Ann is a complex character and the perfect lens from which to view this important and highly charged era. Though her face has “the map of Ireland” all over, her sexuality gives her insight into what it feels like to be the “other” or “different” within a community.

As Ann joins the opposite side of the picketing line, her crush on Mademoiselle Eugénie and classmate Rochelle eventually leads her to leave the “peninsula” of South Boston. On her journey, Ann meets up with black militants and discovers more about herself than she expected – or perhaps even cared to learn.

Grant brilliantly captures Ann’s sense of dislocation, both emotional and geographic. South Boston may not be perfect, but Ann knows her way around. She knows the rules and how to play the game. The book depicts a very specific moment in American history, but the story stays focused on Ann, and one of its strengths is that Grant allows her to be a flawed and honest narrator.

Grant’s first novel, The Passion of Alice (1996), was the story of a young woman struggling with anorexia. Though the books are very different, both feature strong young women who are troubled, smart and all too real. Map of Ireland is both an engaging and heartening read.

Awkward and Definition, Potential by Ariel Schrag (Touchstone/Simon & Schuster)

While most of us simply waxed poetic in the private pages of our diaries, Ariel Schrag actually produced something of her adolescent angst: three witty and insightful graphic novels documenting her first three years at Berkeley High School in Berkeley, Calif.

Originally published by Slave Labor Graphics, the books were recently re-released by Touchstone/Simon & Schuster, which combined the first two years, Awkward and Definition, into one book. Schrag, who wrote for Seasons 3 and 4 of The L Word, also wrote the screen adaptation for Potential, which is currently being made into a movie by Killer Films and will be directed by Rose Troche.

The shiny new covers of the Touchstone editions do not take anything away from Schrag’s edgy storytelling. Awkward introduces the very young Schrag as she stumbles through her first year of high school. The drawings are rudimentary, which is actually part of the charm, and the title could not be more appropriate or universal.

Definition picks up where Awkward leaves off. Now that Schrag is a bit more grounded in school and herself, she begins to consider that abstract concept of identity. She is obsessed with defining people, including herself, and this is the year she comes out as bisexual.

The bubble – an actual illustrated bubble- where Schrag kisses her crush is titled “Definition Perfection.” The drawing is incredibly precise and realistic, as though the world is now in focus, and Schrag writes in one of her characteristic musings: “It was as if everything about kissing made sense and all those other awful bland boring kisses I’d had vanished away with unimportance and insignificance.”
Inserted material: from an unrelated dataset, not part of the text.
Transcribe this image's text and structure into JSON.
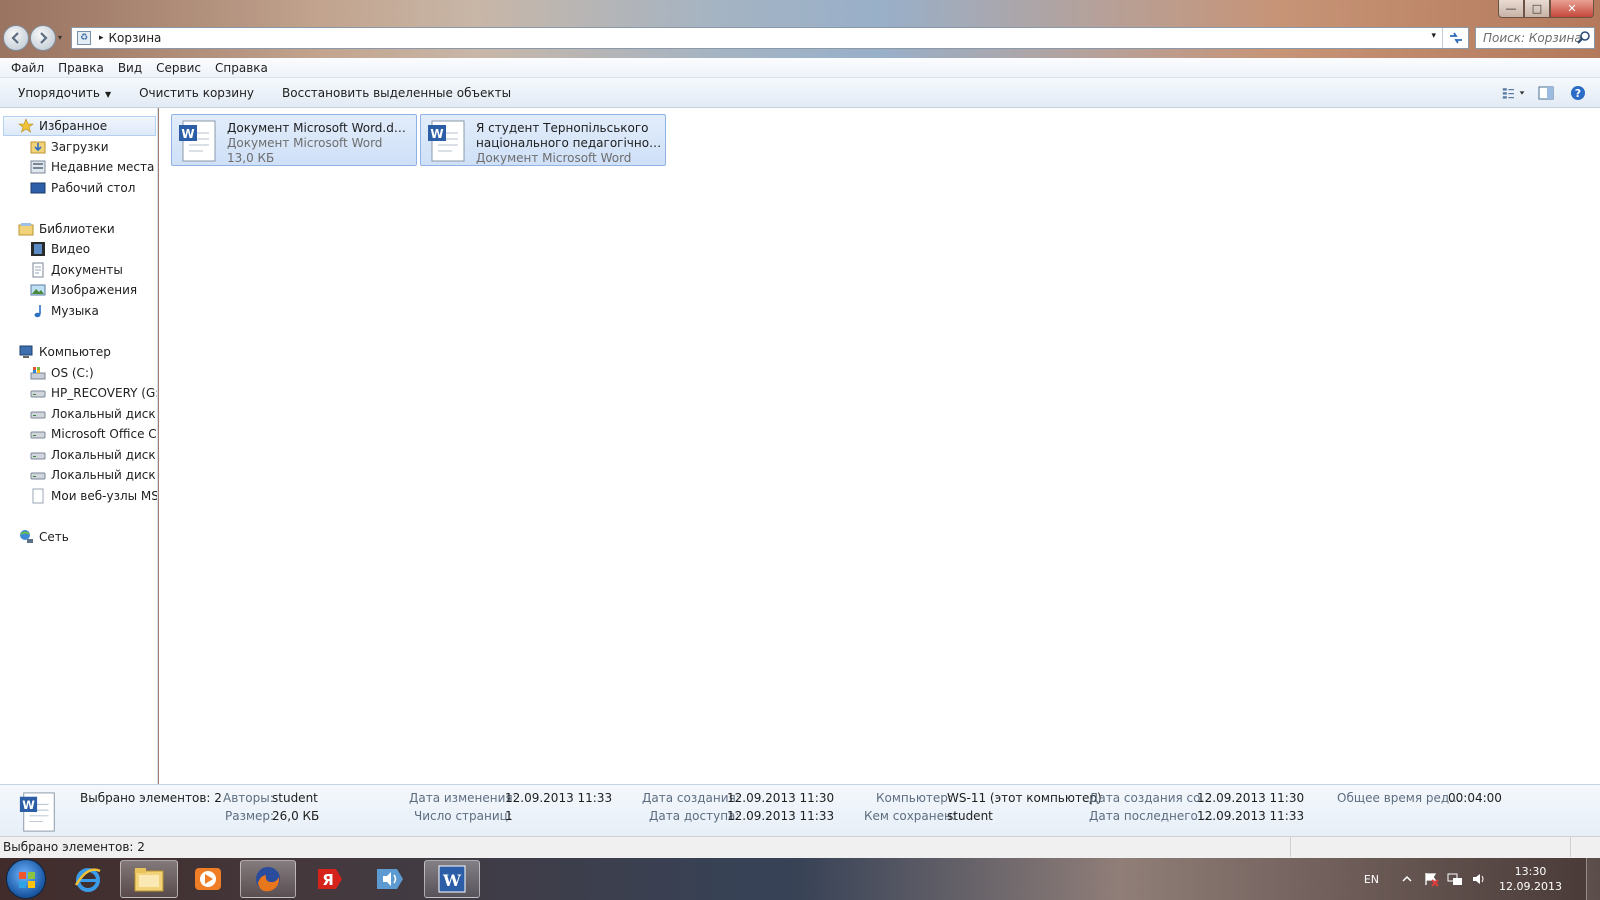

Potential, which was nominated for an Eisner Award, is next in the series, and it is easy to see why this book was picked to be made into a film. The year begins with a revelation when Schrag finally admits that she’s not bisexual: “Well, it’s not like being bi was some prize to hold onto! So with a final fling – reality reared forth … DYKEDOM HERE I COME! No pun intended!”

The revelations don’t stop there. In Potential, Schrag’s life becomes more complicated, and with pen in hand she documents every turn: falling in and out of love; her deliciously torturous relationship with the senior Sally Jults; losing her virginity to a boy (“I will not be a 17-year-old virgin”); dealing with her bickering parents.

The series is an absolutely addictive read. The fourth installment of her senior year, Likewise, is due out in 2009. Start reading now.